Model Params v2 Baseline Fine-tuning effect
LEK-Gemma3-1B-layered 1B 22.02 (P20) / 21.74 (P100) +4.57
LEK-Mistral-7B-v0.3 7B 21.69 +7.11
LEK-Gemma3-4B 4B 21.73 (P20) / 21.24 (P100) +1.07
LEK-Gemma3-12B 12B 21.14 +1.41
LEK-Gemma3-27B 27B 22.04 +1.58
LEK-Llama-3.1-8B 8B 10.95 -0.33
LEK-Qwen-2.5-7B 7B 13.68 +1.70
LEK-GPT-OSS-20B 20B -7.32 +0.79

The v2 Scorer

The v2 continuous heuristic scorer replaced v1's binary thresholds.
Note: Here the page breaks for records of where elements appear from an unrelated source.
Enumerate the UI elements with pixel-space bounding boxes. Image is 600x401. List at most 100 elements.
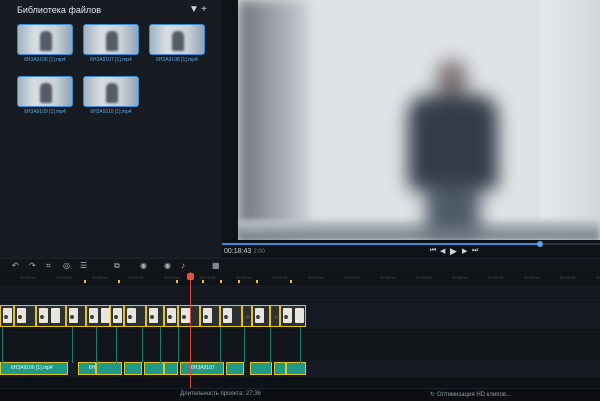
crop-icon[interactable]: ⌗ [46, 261, 51, 271]
copy-icon[interactable]: ⧉ [114, 261, 120, 271]
play-icon[interactable]: ▶ [450, 246, 457, 257]
skip-end-icon[interactable]: ⏭ [472, 247, 478, 255]
library-file[interactable]: 6H3A9109 [1].mp4 [17, 76, 73, 118]
player-controls-bar: 00:18:43 2:00 ⏮ ◀ ▶ ▶ ⏭ [222, 240, 600, 258]
clip-link-line [160, 327, 161, 363]
ruler-tick-label: 00:03:00 [56, 275, 72, 280]
seek-handle[interactable] [536, 241, 543, 247]
timeline-marker[interactable] [84, 280, 86, 283]
filter-icon[interactable]: ▼ [189, 4, 199, 15]
file-name: 6H3A9109 [1].mp4 [24, 109, 66, 115]
audio-clip[interactable] [250, 362, 272, 375]
project-duration: Длительность проекта: 27:36 [180, 391, 261, 397]
prev-frame-icon[interactable]: ◀ [440, 247, 445, 255]
video-clip[interactable] [36, 305, 66, 327]
audio-clip[interactable]: 6H3A9106 [1].mp4 [0, 362, 68, 375]
video-clip[interactable] [280, 305, 306, 327]
video-clip[interactable] [124, 305, 146, 327]
list-icon[interactable]: ☰ [80, 261, 87, 270]
left-side-strip [0, 0, 9, 258]
library-file[interactable]: 6H3A9106 [1].mp4 [17, 24, 73, 66]
audio-clip[interactable]: 6H [78, 362, 96, 375]
audio-clip[interactable] [144, 362, 164, 375]
ruler-tick-label: 00:24:00 [308, 275, 324, 280]
timeline-marker[interactable] [202, 280, 204, 283]
audio-clip[interactable] [286, 362, 306, 375]
clip-link-line [96, 327, 97, 363]
timeline-marker[interactable] [118, 280, 120, 283]
optimization-status: ↻ Оптимизация HD клипов... [430, 392, 511, 398]
clip-link-line [2, 327, 3, 363]
microphone-icon[interactable]: ♪ [181, 261, 185, 270]
playhead[interactable] [190, 272, 191, 388]
seek-progress [222, 243, 540, 245]
ruler-tick-label: 00:30:00 [380, 275, 396, 280]
ruler-tick-label: 00:48:00 [596, 275, 600, 280]
file-name: 6H3A9106 [1].mp4 [24, 57, 66, 63]
library-file[interactable]: 6H3A9107 [1].mp4 [83, 24, 139, 66]
timeline-ruler[interactable]: 00:00:00 00:03:00 00:06:00 00:09:00 00:12:00… [0, 272, 600, 284]
library-file[interactable]: 6H3A9110 [1].mp4 [83, 76, 139, 118]
timeline-marker[interactable] [238, 280, 240, 283]
track-empty [0, 285, 600, 302]
clip-link-line [72, 327, 73, 363]
video-clip[interactable] [146, 305, 164, 327]
audio-clip[interactable] [164, 362, 178, 375]
audio-clip[interactable]: 6H3A9107 [180, 362, 224, 375]
audio-clip[interactable] [274, 362, 286, 375]
marker-icon[interactable]: ◉ [140, 261, 147, 270]
ruler-tick-label: 00:09:00 [128, 275, 144, 280]
next-frame-icon[interactable]: ▶ [462, 247, 467, 255]
video-clip[interactable] [242, 305, 252, 327]
timeline-marker[interactable] [176, 280, 178, 283]
clip-link-line [220, 327, 221, 363]
playhead-handle[interactable] [187, 273, 194, 280]
file-thumbnail [83, 76, 139, 107]
file-name: 6H3A9107 [1].mp4 [90, 57, 132, 63]
ruler-tick-label: 00:33:00 [416, 275, 432, 280]
video-clip[interactable] [110, 305, 124, 327]
video-preview[interactable] [238, 0, 600, 240]
audio-clip[interactable] [124, 362, 142, 375]
undo-icon[interactable]: ↶ [12, 261, 19, 270]
video-clip[interactable] [200, 305, 220, 327]
library-title: Библиотека файлов [17, 5, 102, 15]
clip-link-line [116, 327, 117, 363]
location-icon[interactable]: ◉ [164, 261, 171, 270]
panel-divider[interactable] [222, 0, 238, 258]
ruler-tick-label: 00:27:00 [344, 275, 360, 280]
ruler-tick-label: 00:42:00 [524, 275, 540, 280]
clip-link-line [270, 327, 271, 363]
audio-clip[interactable] [226, 362, 244, 375]
file-name: 6H3A9108 [1].mp4 [156, 57, 198, 63]
video-clip[interactable] [220, 305, 242, 327]
grid-icon[interactable]: ▦ [212, 261, 220, 270]
file-library-panel: Библиотека файлов ▼ + 6H3A9106 [1].mp4 6… [9, 0, 222, 258]
video-clip[interactable] [178, 305, 200, 327]
audio-clip[interactable] [96, 362, 122, 375]
ruler-tick-label: 00:00:00 [20, 275, 36, 280]
library-file[interactable]: 6H3A9108 [1].mp4 [149, 24, 205, 66]
redo-icon[interactable]: ↷ [29, 261, 36, 270]
timeline-marker[interactable] [256, 280, 258, 283]
video-clip[interactable] [86, 305, 110, 327]
clip-link-line [178, 327, 179, 363]
file-name: 6H3A9110 [1].mp4 [90, 109, 132, 115]
video-clip[interactable] [66, 305, 86, 327]
clip-duration: 2:00 [253, 249, 265, 255]
spinner-icon: ↻ [430, 392, 436, 398]
video-clip[interactable] [270, 305, 280, 327]
timeline-marker[interactable] [220, 280, 222, 283]
seek-bar[interactable] [222, 241, 600, 247]
color-adjust-icon[interactable]: ◎ [63, 261, 70, 270]
ruler-tick-label: 00:21:00 [272, 275, 288, 280]
video-clip[interactable] [14, 305, 36, 327]
video-clip[interactable] [164, 305, 178, 327]
video-clip[interactable] [0, 305, 14, 327]
add-file-icon[interactable]: + [201, 4, 207, 15]
ruler-tick-label: 00:06:00 [92, 275, 108, 280]
ruler-tick-label: 00:39:00 [488, 275, 504, 280]
skip-start-icon[interactable]: ⏮ [430, 247, 436, 255]
video-clip[interactable] [252, 305, 270, 327]
timeline-marker[interactable] [290, 280, 292, 283]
It measures 6 content signals:

Signal What it measures
Nuance Holding tension, not simplifying
Specificity Concrete details, proper nouns, numbers
Axiom resonance LEK concepts appearing naturally
Perspective-taking Multiple viewpoints considered
Metaphor Creative analogical reasoning
Questioning Questions as engagement signal

Observed range: -156.0 (Llama 3 degeneration) to 37.5 (Gemma3 12B / LEK-1B peaks).

Family Lineages

The kernel effect varies dramatically across model families and versions:

Family Worst Best Pattern
Gemma 16.16 20.66 Strong from day one, steady gains
Mistral 3.80 14.58 Massive improvement across 3 versions
Qwen 11.98 17.35 Regressed v1.5 to v2.5, recovered at v3
Llama 0.56 11.28 Catastrophic v3, fixed in v3.1

Full lineage analysis in the benchmark report.

License

EUPL-1.2 — European Union Public Licence. Compatible with Apache 2.0, GPL, MPL.

The axioms belong to everyone or they belong to no one.